We Americans love our dogs – so much that 63.4 million homes in the United States include at least one canine member. Unfortunately, many of those dogs end up biting someone, and most often, the victim is a child.
From the Centers for Disease Control and Prevention, here are the facts about dog bites:
- More than 4.5 million dog bites are reported each year in the United States.
- The rate of dog bite-related injuries is highest for 5- to 9-year-olds.
- Injuries are more severe for children who are bitten by dogs than adults who are bitten by dogs.
- Nearly one in five people bitten by dogs requires medical attention.
If your child is bitten by your neighbors’ dog, the logical first step is to seek medical attention. Next, report the bite to your local animal control or the police department. Then contact a dog bite attorney for qualified advice on how to negotiate the best outcome for your child and your family.

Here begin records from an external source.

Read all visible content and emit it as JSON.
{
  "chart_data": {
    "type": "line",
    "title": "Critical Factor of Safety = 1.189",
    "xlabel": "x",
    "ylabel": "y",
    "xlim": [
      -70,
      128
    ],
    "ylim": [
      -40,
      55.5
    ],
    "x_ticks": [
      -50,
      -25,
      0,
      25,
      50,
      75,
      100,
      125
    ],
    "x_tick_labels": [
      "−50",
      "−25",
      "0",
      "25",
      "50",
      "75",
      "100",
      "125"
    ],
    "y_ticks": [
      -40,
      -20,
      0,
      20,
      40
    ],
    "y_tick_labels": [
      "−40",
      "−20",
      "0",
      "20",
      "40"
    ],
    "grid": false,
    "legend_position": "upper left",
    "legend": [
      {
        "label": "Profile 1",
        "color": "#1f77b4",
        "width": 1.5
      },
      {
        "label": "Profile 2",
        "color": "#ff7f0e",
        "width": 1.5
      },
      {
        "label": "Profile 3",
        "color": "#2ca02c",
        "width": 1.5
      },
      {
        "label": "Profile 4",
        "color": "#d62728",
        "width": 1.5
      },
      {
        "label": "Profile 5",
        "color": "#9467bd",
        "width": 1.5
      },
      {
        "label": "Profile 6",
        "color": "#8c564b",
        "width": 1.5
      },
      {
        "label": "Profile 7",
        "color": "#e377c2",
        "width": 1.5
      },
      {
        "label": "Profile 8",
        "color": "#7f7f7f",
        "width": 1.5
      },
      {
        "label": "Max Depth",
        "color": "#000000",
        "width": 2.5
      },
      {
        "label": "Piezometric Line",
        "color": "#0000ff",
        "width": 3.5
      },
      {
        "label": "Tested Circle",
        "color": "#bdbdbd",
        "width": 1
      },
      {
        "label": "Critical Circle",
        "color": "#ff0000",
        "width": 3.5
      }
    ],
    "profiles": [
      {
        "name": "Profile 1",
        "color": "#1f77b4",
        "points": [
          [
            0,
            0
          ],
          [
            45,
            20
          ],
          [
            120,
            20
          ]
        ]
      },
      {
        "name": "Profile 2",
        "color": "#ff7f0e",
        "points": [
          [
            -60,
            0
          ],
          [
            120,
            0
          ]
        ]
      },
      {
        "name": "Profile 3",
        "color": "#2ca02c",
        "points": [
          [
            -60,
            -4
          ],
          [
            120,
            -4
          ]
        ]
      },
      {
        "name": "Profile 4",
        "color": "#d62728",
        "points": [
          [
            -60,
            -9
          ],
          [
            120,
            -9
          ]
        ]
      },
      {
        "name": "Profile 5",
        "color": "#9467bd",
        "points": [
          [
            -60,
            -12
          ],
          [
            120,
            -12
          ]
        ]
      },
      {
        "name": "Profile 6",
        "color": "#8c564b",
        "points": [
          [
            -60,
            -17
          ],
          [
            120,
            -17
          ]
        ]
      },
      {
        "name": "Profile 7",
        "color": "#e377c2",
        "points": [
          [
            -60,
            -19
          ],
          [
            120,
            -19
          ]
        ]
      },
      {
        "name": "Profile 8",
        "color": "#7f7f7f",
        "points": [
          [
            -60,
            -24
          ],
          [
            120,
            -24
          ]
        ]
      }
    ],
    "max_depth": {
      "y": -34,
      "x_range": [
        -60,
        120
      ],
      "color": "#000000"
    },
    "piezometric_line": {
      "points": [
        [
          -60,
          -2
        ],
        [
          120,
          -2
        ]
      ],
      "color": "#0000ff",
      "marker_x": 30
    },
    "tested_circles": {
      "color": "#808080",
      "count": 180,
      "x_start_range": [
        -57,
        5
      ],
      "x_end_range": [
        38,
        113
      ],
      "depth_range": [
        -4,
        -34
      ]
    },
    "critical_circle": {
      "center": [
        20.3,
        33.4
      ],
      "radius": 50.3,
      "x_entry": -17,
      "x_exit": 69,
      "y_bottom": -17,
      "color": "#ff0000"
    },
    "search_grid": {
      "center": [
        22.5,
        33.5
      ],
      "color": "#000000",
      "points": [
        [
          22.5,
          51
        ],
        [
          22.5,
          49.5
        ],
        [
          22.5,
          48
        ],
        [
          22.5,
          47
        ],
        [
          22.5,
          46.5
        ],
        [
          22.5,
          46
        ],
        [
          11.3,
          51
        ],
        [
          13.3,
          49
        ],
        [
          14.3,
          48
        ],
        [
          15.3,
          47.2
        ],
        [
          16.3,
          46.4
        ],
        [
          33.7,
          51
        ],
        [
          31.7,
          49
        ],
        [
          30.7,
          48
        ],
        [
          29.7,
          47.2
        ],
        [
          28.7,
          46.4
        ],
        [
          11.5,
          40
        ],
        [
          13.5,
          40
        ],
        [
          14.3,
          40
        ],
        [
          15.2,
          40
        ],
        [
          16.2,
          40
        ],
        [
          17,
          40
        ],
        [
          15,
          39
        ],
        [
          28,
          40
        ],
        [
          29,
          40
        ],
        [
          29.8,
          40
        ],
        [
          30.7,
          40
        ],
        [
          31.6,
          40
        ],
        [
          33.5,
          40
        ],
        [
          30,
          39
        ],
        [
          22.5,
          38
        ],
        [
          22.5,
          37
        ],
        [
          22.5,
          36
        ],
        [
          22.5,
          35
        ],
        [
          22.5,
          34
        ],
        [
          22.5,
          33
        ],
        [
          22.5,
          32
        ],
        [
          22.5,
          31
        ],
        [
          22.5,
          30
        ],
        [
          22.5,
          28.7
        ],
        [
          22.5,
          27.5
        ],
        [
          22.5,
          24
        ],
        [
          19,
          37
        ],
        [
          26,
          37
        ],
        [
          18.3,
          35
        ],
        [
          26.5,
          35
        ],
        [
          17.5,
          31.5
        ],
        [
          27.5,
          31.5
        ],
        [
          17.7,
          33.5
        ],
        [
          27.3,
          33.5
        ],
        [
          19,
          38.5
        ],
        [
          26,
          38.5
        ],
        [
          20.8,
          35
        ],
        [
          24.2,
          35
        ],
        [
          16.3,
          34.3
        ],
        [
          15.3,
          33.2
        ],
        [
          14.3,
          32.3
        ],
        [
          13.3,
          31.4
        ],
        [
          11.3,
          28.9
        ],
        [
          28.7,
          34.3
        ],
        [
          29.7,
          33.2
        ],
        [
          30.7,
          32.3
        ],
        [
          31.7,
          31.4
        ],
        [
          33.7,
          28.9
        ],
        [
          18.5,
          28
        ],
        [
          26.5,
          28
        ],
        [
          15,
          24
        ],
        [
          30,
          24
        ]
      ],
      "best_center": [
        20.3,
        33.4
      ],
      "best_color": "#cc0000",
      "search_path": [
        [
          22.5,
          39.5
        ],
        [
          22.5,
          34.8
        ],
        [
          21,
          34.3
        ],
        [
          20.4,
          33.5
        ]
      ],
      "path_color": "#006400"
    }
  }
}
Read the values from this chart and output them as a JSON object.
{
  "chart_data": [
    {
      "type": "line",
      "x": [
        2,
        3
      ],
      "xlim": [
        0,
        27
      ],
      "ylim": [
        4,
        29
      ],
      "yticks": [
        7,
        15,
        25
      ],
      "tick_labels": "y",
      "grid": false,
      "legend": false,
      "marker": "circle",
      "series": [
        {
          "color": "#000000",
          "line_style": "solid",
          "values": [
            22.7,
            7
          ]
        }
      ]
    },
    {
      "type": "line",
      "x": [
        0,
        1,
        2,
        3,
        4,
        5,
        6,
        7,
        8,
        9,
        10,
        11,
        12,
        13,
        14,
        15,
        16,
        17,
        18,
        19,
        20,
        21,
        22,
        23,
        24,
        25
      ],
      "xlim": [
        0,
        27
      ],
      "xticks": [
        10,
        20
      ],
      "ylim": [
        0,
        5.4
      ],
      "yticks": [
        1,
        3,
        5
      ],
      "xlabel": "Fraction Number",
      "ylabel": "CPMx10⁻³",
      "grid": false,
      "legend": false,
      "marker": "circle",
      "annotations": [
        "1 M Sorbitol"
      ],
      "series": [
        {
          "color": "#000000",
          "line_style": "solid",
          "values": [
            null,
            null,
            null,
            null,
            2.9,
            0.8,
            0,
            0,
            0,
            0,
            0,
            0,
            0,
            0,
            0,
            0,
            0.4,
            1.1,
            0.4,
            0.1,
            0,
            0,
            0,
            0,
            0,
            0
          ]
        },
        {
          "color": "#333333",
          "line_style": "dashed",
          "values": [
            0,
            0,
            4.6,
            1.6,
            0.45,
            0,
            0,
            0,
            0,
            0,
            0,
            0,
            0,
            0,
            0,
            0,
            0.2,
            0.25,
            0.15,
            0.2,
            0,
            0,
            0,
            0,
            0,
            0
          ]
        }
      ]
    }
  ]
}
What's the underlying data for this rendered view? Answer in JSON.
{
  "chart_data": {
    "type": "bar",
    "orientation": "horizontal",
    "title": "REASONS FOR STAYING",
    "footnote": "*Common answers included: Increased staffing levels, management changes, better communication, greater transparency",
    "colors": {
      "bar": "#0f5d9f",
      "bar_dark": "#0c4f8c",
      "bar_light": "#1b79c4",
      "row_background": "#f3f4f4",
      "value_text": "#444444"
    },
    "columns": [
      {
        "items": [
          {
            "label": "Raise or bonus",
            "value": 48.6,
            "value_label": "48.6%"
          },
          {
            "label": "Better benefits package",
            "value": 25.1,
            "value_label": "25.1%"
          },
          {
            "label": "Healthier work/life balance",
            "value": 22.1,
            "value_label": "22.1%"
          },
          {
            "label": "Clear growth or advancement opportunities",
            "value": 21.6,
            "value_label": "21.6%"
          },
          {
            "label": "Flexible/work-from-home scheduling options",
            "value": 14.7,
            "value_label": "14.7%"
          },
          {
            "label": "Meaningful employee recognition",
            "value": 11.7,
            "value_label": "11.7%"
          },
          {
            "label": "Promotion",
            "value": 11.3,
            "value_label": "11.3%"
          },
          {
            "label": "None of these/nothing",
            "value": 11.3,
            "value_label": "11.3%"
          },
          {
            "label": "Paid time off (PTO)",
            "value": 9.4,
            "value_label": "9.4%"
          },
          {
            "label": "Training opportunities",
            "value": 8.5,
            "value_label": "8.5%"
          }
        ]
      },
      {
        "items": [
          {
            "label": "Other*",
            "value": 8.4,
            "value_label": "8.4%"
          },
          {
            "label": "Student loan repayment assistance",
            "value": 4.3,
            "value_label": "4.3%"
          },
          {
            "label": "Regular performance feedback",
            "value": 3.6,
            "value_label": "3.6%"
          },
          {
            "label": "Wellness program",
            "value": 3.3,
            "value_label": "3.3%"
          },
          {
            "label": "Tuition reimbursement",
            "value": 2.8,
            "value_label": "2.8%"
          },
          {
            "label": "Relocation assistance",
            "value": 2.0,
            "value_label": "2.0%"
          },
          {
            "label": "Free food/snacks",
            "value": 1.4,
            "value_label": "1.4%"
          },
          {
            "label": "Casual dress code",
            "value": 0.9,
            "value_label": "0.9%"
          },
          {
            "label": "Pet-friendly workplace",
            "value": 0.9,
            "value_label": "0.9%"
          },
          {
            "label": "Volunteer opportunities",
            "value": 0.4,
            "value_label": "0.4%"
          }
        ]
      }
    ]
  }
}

Here at Hornsby, Watson, Hornsby & Heyward, we’ve helped clients understand their rights and receive compensation in injury cases for more than 30 years. We can guide you through the complicated laws that address injuries and liability in dog bite cases.
Alabama law establishes liability for dog owners when the dog bites a lawful guest on the dog owner’s property, or when the guest leaves the dog owner’s property and is pursued and bitten off the property. Other factors may prevent or lessen liability for the dog owner. For instance, an exception is made if the dog was provoked by the victim, causing the dog to attack. Also established under this statute, dog owners may defend the case by proving they had no knowledge the dog was vicious.
Another statute from Alabama Code addresses “vicious” dogs that are carelessly managed or allowed to roam. In this situation, the dog owner is liable for damages if another person, who is without fault, is injured.
Also, Emily’s Law, established in 2018 after a Jackson County woman was attacked and killed by dogs outside her home, imposes felony charges on dog owners in cases of serious injury or death. Misdemeanor charges are allowed in cases of less serious injury.
Homeowners’ and renters’ insurance policies typically cover dog bite liability legal expenses up to liability limits. In 2019, homeowners’ insurers paid $797 million in liability claims related to dog bites and other dog-related injuries, according to the Insurance Information Institute. The average cost per claim in 2019 was $44,760.